“El automóvil se
detiene con un sonido chirriante de neumáticos que estremece las paredes del
aparcamiento. Dentro, ninguno de los tres hombres se mira. El más delgado –muy
moreno, nariz ancha y labios gruesos– frota, no sin contenida brusquedad, una
mano sudorosa contra la pernera del pantalón apolillado. Crujido de acero y
mecánica anticuada al abrir una de las puertas. Los tres hombres salen
despacio.
El guarda les
observa de lejos con el borroso cansancio del que se dispone a finalizar en
breve un turno de noche: una mirada temerosa duda en un rostro difuminado por
su propia estupidez. Hace unos segundos, al ver llegar el automóvil, ha bajado
el volumen de una radio y se ha puesto en pie. Ahora, en todo el aparcamiento
no se oye otro sonido que el rumor de una musiquilla indescifrable y las
pesadas botas de los tres hombres caminando hacia la calle.
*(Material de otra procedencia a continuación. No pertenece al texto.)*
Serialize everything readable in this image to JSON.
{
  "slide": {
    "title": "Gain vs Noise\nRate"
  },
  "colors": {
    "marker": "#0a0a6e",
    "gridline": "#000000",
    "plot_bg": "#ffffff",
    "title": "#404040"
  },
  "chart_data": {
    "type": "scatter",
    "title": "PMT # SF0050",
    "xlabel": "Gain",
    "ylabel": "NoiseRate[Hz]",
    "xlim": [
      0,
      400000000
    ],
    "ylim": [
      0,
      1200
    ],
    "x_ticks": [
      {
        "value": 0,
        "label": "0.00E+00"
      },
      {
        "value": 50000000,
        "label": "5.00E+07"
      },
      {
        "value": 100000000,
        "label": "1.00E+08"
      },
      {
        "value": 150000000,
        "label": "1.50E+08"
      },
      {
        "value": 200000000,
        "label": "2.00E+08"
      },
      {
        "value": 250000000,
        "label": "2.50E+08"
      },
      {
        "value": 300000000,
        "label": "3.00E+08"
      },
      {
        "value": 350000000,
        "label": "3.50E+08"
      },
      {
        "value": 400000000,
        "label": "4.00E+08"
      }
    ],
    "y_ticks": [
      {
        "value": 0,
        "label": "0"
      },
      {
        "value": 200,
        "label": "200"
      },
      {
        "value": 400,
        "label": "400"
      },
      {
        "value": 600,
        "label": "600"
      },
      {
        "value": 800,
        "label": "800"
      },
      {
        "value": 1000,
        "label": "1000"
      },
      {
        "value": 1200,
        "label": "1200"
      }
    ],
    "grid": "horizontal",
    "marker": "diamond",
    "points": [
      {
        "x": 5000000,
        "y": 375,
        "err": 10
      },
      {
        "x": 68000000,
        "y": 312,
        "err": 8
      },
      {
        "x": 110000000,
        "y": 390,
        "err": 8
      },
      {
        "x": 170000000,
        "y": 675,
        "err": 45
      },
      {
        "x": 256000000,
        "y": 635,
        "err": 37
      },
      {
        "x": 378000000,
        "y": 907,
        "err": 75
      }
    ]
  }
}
La cara del más delgado no puede evitar un
mohín. El hombre más delgado ha ido ganando con el tiempo fama de no alterarse
por nada; ese gesto en su cara es un acto inusual. Se detiene: los otros no se
dan cuenta y siguen caminando.
Ha visto algo
tras los turbios cristales de los coches aparcados en columna; o quizá ha
percibido el repentino temblor de una sombra en la pared. Saca el revólver de
su funda. Con un movimiento profesional, echa hacia atrás el percutor y siente
el chasquido de un resorte enganchando la cola de la pieza. Asocia
involuntariamente este último sonido con el anterior de la puerta del coche al
cerrarse. Aprieta la empuñadura de la pistola con las dos manos. Cuando oye el
primer grito, abre las piernas, levanta los brazos hasta situarlos paralelos al
suelo y apunta.
El muchacho ha
salido como un loco del lugar previsto por el hombre más delgado. El muchacho
salta y dispara y grita como si jugase, sin embargo nadie ha pensado ni por un
instante en juegos. El hombre más delgado ve cómo uno de sus acompañantes cae
al suelo, de espaldas. El hombre más delgado ve cómo el muchacho da una
voltereta en el suelo y sigue disparando. Su otro acompañante, de rodillas,
vacía el cargador contra el muchacho y se desploma.
El hombre más
delgado ve cómo el muchacho camina a gatas, renqueando: de una pierna surge un
chorro de sangre que, en ese momento, no es más que una línea negra contra la
luz lechosa de mil amaneceres. Una imagen del pasado le espanta. Dispara. El
muchacho, impulsado por una fuerza remota, se pone en pie y dispara. Enseguida
vuelve a caer. Su pistola se desliza por el suelo aceitoso del aparcamiento y
rebota contra la rueda de un coche. El muchacho ya no se mueve... Humo y un
olor picante a pólvora llenan el aire.”